Ce cadavre était celui d’un homme de taille moyenne, aux cheveux gris, d’une soixantaine d’années, assez gros et vêtu comme un bourgeois aisé.

Le concierge et sa femme se regardaient terrifiés.

Le vieillard leur était absolument inconnu, ainsi qu’au capitaine et au ménage Chapuzi, Ils étaient certains de n’avoir ouvert la nuit dernière qu’à l’employé des postes, qui était rentré vers onze heures après s’être fait reconnaître comme de coutume.

— Qu’y a-t-il donc ? demanda à ce moment une voix douce que la mère Bernier reconnut pour celle de la sœur de charité qui soignait Mme Bernard.

La veille, pour la première fois depuis cinq jours, la sainte femme était allée coucher à son couvent, d’où elle accourait pour savoir comment sa malade avait passé la nuit.

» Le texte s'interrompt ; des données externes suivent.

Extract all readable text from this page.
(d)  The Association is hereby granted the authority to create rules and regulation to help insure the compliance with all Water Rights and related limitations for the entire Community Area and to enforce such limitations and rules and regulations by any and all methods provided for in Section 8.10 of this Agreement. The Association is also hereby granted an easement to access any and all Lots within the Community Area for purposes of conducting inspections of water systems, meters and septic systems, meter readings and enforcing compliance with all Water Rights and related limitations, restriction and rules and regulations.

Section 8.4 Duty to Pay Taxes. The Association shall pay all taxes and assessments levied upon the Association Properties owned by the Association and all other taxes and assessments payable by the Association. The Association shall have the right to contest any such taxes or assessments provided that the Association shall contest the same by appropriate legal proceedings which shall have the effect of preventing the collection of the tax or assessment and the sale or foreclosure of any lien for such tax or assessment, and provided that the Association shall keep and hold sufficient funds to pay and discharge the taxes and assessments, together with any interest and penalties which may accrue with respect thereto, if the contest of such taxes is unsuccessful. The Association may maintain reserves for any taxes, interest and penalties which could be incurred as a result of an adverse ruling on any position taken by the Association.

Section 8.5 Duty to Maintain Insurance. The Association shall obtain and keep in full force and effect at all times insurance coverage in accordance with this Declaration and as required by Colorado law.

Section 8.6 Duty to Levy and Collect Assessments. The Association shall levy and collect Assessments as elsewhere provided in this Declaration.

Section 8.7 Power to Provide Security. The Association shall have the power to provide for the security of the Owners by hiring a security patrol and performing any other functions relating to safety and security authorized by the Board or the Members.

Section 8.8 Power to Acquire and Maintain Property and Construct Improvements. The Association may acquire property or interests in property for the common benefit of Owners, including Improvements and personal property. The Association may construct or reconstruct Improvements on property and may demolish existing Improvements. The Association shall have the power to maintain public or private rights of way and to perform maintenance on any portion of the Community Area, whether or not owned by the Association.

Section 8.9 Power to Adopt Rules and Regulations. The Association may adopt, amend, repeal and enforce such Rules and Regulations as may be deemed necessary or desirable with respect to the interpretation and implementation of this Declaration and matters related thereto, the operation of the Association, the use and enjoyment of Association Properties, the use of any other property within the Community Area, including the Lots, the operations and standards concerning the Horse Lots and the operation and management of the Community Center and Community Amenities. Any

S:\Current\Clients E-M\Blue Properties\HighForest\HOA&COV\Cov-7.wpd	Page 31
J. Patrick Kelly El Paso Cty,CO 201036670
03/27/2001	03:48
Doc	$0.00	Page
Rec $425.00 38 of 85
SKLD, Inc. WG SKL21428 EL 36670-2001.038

M. Martin mit rapidement la sœur au courant et lui recommanda de ne parler de rien à Mme Bernard, afin de lui épargner quelque secousse dangereuse ; puis il ajouta en s’adressant à Bernier :

— Courez prévenir le commissaire de police ; moi, je vais monter chez M. Tissot pour lui demander si, par hasard, en rentrant cette nuit, il n’a pas laissé la porte de la rue ouverte.

— C’est ça, bégaya le concierge ; mais ce malheureux ?

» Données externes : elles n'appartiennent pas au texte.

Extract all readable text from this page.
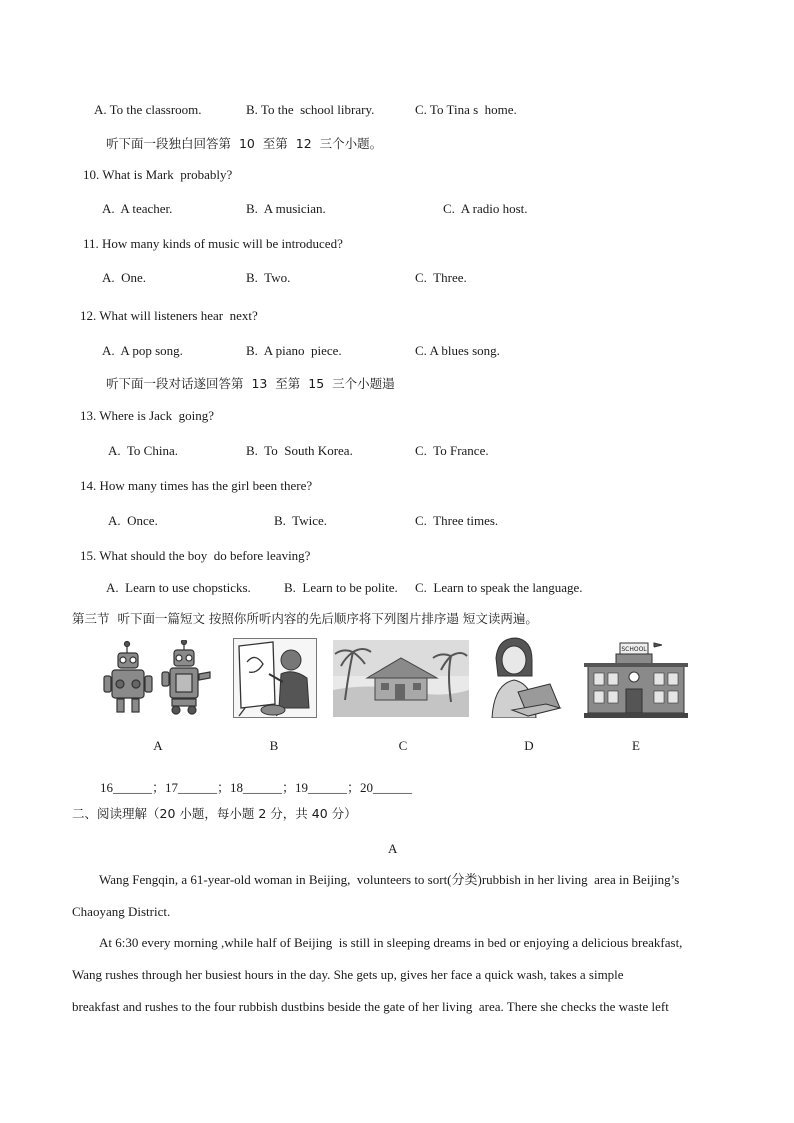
A. To the classroom.	B. To the  school library.	C. To Tina s  home.
听下面一段独白回答第  10  至第  12  三个小题。
10. What is Mark  probably?
A.  A teacher.	B.  A musician.	C.  A radio host.
11. How many kinds of music will be introduced?
A.  One.	B.  Two.	C.  Three.
12. What will listeners hear  next?
A.  A pop song.	B.  A piano  piece.	C. A blues song.
听下面一段对话遂回答第  13  至第  15  三个小题遢
13. Where is Jack  going?
A.  To China.	B.  To  South Korea.	C.  To France.
14. How many times has the girl been there?
A.  Once.	B.  Twice.	C.  Three times.
15. What should the boy  do before leaving?
A.  Learn to use chopsticks.	B.  Learn to be polite. C.  Learn to speak the language.
第三节  听下面一篇短文 按照你所听内容的先后顺序将下列图片排序遢 短文读两遍。
A	B	C	D
SCHOOL
E
16______；17______；18______；19______；20______
二、阅读理解（20 小题，每小题 2 分，共 40 分）
A
Wang Fengqin, a 61-year-old woman in Beijing,  volunteers to sort(分类)rubbish in her living  area in Beijing’s
Chaoyang District.
At 6:30 every morning ,while half of Beijing  is still in sleeping dreams in bed or enjoying a delicious breakfast,
Wang rushes through her busiest hours in the day. She gets up, gives her face a quick wash, takes a simple
breakfast and rushes to the four rubbish dustbins beside the gate of her living  area. There she checks the waste left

— Gardons-nous d’y toucher avant l’arrivée du commissaire !

M. Chapuzi avait entraîné sa femme qui, saisie d’une violente attaque de nerfs, poussait de nouveaux cris ; la sœur de charité était montée chez Mme Bernard.

Bernier passa rapidement un vêtement pour suivre les instructions du capitaine, et sa femme descendit dans sa loge, où elle se laissa tomber sur un siége en se demandant si elle rêvait ou si elle était vraiment éveillée.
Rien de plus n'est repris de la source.